Wir haben unsere Zelte in Osaka abgebrochen und sind weiter nach Osten gereist. Da wir auch etwas abseits der ausgetretenen Touristenpfade wandeln wollten, haben wir uns als nächstes Ziel Nagoya ausgesucht. Diese Stadt ist eines der Hauptindustriezentren des Landes. Autofirmen wie Toyota und Lexus haben hier ihren Hauptsitz. Abgesehen davon, dass wir etwas ungewöhnlicheres neben dem ganzen Touristentrubel machen wollten, gab es eigentlich keinen konkreten Faktor für unsere Entscheidung nach Nagoya zu gehen. Die Stadt lag einfach relativ mittig zwischen Osaka und unserem nächsten Ziel, also entschieden wir uns, dort als kurzen Zwischenstopp drei Tage zu verbringen.

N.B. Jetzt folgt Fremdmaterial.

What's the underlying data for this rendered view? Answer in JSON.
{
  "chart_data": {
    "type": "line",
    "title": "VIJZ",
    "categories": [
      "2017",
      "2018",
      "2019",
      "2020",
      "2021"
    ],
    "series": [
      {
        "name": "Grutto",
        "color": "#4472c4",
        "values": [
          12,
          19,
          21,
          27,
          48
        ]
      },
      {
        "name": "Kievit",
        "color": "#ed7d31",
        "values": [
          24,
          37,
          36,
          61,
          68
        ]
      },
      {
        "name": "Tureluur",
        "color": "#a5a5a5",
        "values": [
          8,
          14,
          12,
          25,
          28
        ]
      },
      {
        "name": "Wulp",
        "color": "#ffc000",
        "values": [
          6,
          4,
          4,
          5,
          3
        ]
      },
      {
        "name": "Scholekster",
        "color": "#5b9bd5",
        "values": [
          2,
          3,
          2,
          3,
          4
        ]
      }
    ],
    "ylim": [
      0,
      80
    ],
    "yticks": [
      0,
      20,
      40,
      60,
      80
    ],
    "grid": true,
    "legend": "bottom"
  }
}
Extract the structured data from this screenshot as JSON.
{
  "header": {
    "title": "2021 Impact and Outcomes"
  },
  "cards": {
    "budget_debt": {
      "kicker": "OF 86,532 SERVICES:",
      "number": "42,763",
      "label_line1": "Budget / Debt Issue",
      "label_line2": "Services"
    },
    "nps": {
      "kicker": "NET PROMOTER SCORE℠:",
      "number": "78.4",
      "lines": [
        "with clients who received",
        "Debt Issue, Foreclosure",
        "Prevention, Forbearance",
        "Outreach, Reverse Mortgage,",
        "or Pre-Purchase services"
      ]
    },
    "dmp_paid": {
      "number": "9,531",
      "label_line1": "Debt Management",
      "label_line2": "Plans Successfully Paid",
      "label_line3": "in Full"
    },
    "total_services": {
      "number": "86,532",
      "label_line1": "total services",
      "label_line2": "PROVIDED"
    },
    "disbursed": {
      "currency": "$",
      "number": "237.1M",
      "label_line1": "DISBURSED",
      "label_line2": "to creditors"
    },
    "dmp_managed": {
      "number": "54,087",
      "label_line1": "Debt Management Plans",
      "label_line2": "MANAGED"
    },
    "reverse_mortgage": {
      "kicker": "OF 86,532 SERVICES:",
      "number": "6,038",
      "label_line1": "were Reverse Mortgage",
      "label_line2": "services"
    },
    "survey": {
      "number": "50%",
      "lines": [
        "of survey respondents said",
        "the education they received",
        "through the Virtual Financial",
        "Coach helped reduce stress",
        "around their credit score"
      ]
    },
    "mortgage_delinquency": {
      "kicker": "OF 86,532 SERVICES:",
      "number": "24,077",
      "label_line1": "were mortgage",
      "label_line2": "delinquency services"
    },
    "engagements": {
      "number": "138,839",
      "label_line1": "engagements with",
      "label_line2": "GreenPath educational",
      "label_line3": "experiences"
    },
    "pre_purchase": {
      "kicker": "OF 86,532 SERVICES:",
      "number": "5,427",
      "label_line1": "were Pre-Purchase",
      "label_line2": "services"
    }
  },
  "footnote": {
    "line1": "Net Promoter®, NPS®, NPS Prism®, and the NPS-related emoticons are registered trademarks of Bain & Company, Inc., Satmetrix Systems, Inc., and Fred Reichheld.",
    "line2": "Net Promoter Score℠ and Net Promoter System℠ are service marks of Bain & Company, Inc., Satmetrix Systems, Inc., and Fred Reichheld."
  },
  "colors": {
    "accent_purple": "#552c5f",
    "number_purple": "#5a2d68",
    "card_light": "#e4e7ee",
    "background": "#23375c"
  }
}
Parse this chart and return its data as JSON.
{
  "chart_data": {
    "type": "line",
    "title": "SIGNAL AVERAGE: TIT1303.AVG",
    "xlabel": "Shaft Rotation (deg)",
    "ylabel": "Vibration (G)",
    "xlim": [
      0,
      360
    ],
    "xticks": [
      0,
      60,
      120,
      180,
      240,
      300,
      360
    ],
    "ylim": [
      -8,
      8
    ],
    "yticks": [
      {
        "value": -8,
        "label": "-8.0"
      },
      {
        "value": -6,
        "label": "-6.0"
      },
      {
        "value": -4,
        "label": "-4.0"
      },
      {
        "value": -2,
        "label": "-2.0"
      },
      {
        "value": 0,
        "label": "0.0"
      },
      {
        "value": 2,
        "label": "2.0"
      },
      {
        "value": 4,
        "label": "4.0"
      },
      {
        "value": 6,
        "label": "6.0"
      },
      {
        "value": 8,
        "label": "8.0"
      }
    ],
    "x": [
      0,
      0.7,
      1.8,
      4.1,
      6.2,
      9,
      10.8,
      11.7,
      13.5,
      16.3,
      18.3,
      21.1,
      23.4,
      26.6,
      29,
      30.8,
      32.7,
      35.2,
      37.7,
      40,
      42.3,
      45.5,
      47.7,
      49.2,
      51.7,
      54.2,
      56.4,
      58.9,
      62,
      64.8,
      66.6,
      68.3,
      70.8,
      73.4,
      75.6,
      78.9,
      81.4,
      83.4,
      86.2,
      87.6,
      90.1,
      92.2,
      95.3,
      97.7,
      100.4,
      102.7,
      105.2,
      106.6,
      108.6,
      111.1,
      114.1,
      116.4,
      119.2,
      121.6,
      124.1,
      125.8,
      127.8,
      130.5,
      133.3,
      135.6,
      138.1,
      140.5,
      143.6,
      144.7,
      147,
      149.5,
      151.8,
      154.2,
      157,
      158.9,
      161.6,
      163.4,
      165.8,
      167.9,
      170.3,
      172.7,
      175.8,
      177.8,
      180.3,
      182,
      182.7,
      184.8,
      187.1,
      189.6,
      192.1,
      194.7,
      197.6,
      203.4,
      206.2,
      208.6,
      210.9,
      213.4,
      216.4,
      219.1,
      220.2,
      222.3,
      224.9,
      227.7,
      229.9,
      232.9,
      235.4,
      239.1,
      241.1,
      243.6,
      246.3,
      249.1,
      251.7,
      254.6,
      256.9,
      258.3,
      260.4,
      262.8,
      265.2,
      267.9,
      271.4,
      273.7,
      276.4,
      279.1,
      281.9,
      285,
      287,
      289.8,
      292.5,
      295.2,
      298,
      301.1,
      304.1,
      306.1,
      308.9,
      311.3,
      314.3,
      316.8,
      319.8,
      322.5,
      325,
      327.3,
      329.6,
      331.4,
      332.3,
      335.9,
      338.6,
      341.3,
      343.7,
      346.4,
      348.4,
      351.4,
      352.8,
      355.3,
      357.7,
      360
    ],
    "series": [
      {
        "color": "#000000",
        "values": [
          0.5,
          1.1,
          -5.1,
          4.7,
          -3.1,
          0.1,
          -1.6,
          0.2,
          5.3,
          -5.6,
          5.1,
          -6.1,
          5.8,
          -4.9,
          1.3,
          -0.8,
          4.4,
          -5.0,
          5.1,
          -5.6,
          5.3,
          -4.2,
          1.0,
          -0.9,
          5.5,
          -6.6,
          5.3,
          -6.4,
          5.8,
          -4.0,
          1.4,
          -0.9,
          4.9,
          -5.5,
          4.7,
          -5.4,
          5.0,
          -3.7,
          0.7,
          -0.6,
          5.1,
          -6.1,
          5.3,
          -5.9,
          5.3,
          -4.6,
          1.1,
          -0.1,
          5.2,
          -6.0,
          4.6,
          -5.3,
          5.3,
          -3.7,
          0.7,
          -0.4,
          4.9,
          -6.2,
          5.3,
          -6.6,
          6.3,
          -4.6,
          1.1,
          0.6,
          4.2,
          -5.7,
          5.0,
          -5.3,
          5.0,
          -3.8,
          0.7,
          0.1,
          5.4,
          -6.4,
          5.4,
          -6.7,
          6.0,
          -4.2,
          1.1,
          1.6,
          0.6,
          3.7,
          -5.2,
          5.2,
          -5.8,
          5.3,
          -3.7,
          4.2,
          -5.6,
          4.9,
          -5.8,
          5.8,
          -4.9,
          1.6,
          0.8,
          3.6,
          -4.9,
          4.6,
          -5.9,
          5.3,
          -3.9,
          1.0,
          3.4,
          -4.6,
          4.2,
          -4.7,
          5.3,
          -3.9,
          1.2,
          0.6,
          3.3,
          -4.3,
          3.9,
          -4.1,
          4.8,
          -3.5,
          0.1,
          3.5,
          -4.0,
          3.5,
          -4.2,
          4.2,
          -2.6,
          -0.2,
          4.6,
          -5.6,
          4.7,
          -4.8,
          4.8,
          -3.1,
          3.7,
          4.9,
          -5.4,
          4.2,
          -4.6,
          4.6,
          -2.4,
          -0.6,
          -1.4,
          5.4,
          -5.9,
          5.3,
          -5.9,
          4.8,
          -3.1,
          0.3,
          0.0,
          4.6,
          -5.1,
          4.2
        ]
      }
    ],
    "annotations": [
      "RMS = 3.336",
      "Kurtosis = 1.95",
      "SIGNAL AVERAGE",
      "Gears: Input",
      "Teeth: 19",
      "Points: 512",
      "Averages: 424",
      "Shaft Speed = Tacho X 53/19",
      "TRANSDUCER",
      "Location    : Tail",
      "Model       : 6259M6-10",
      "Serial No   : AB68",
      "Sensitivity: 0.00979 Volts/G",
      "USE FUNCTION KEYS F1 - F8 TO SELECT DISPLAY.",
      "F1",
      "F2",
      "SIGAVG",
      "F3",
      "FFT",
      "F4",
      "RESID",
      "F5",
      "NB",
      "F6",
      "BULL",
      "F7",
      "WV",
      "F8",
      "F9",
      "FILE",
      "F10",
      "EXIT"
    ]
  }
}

Von Osaka sind wir mit dem Bummelzug knapp fünf Stunden (inklusive einmal Umsteigen und ca. 30 Minuten Wartezeit) nach Nagoya gefahren. Dort angekommen haben wir recht schnell unsere Unterkunft aufgesucht… oder wollten Sie aufsuchen. Wir sind nach einem 15-minütigen Fußmarsch durch den Regen nämlich zum falschen Hotel gelaufen. Tatsächlich gibt es in Nagoya zwei Hotels derselben Kette mit demselben Namen. Die Dame am Empfang war an solche Fälle wohl bereits gewöhnt und beschrieb uns den Weg zu unserem Hotel. Außerdem meinte sie, dass wir, wenn wir die öffentlichen Verkehrsmittel nehmen wollen, vermutlich genauso lange durch den Regen laufen müssten, um zu dem anderen Hotel zu kommen, da die Haltestellen von beiden Hotels relativ weit entfernt sind. Sie gab uns immerhin einen ausgedruckten Zettel mit und wir machten uns nach einer kurzen Verschnaufpause wieder auf den Weg zu unserer eigentlichen Unterkunft. Nicht zu erwähnen, dass wir nach der Zugfahrt und 45 Minuten Fußmarsch durch den Regen mit unserem gesamten Gepäck entsprechend erschöpft im Hotel ankamen und außer Duschen und etwas zu essen nicht mehr viel gemacht haben.
Ersteindruck der Stadt
Soweit wir das beurteilen können, haben wir in Nagoya absolut KEINE anderen deutschsprachigen Touristen getroffen. Das ist bisher auf dieser Reise noch nie vorgekommen. Egal wo wir zuvor waren, irgendwann hat man immer ein paar Fetzen deutsch aufgeschnappt. Auch war Nagoya generell nicht so sehr auf Touristen ausgelegt wie Osaka, Nara und Kyoto. Hier war auch weniger als an bisherigen Reisezielen auf Englisch beschrieben, sodass wir häufiger auf die Hilfe des Google Übersetzers angewiesen waren. Woran man auch gemerkt hat, dass Nagoya nicht so sehr auf Touristen ausgelegt ist, haben wir zum Beispiel an den Hallen mit den Greifautomaten gesehen. Diese gibt es zwar überall in Japan, aber in Nagoya hatte man nicht das Gefühl so sehr abgezockt zu werden, wie an den Touristenhotspots. Hier haben sogar Julia und ich hin und wieder etwas Glück gehabt und das eine oder andere Plüschtier herausgezogen.
Sehenswürdigkeiten
Das Nagoya Castle, welches von 1610 bis 1619 gebaut wurde, sieht fast genau wie das berühmte Osaka Castle aus. Wichtiger Unterschied für uns ist, dass hier deutlich weniger Besucher als in Osaka waren. Eine historische Besonderheit sind die beiden über zweieinhalb Meter hohen, vergoldeten Shachihikos (oder Shachis), auf dem Dach des Schlosses. Diese Kreaturen sind Seemonster mit dem Körper eines Karpfens und dem Kopf eines Tigers. Doch warum bringt man Seemonster auf dem Dach eines Palastes an?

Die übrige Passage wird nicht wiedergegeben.